The dangers of being malnourished

TOPEKA, Kan. (KSNT) When a patient goes to the hospital, the first thing on their mind is probably not their nutritional status. But for dietitians at, Manhattan’s Via Christi, checking for malnutrition is a top priority.

Almaz Rufael, the TouchPoint clinical nutrition manager at Via Christi said 13 percent of their patients actually are malnourished. The national average is 20-50 percent of adults are malnourished.

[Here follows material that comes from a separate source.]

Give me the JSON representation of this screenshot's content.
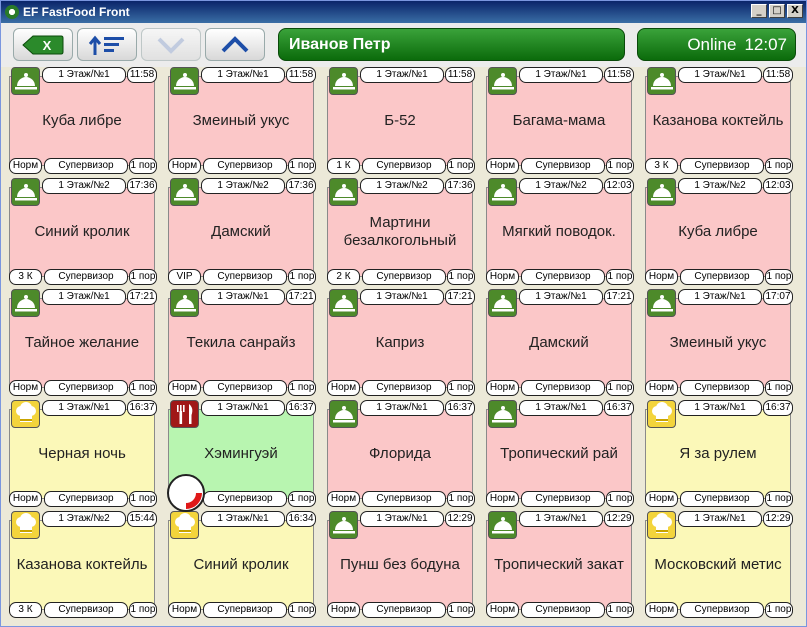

“We tend to see older adults that tend to come in, who have been avoiding food, aren’t’ feeling well, don’t have a good appetite. When you sit and ask them what they ate, they skip meals.”

Dieticians say skipping meals is not an option for individuals in danger of being malnourished.

“Nutrition is very important today. Even if you don’t feel like eating today you regiment like medications.  You can’t skip it. When you don’t get nutrition your body can not sustain. And little by little, you lose all of your nutrients.  So you can easily get sick and you can’t recover. Your immune system (gets) low.”

To identify a malnourished individual, TouchPoint Support Services implemented a new physical assessment for patients when they arrive at Via Christi Hospital.

“I start usually looking at their face, around their eyes. There’s muscles in our face, there’s fat in our face.  So those are going to be some key indicators. And then I just work my way down. I look at the shoulders.  We look at the collar bones, the back, the ribs, the arms, all the way down to the legs. And that’s to look for protein loss for muscle. We look for fat loss,” said Britney Cowan, a clinical dietician.

TouchPoint nutritionists typically conduct around ten physical assessments a day, and are looking out for both macro and micro nutrient deficiencies.

“From the physical assessment, the things that are going to stand out the most are muscle depletion or fat depletion. So calories in general are often lacking, and most importantly protein is often lacking especially in older adults.

Cowan said you almost always see micronutrient deficiencies, because of the sheer fact that they’re not eating enough.

“They aren’t eating enough fruits and vegetables. They aren’t eating enough dairy products, and they aren’t supplementing with anything.  So the macronutrients like the protein and the fat are the easiest to see, but the micronutrients are there as well, they’re just a little harder to observe.”

Malnourished patients are immediately put on supplements, to use while in and out of the hospital. People who live alone tend to be at a higher risk of being malnourished. For those who don’t live alone, weight loss may go unnoticed by family members who see them all the time. If you’re concerned a loved one could be malnourished, seek out medical care as soon as possible.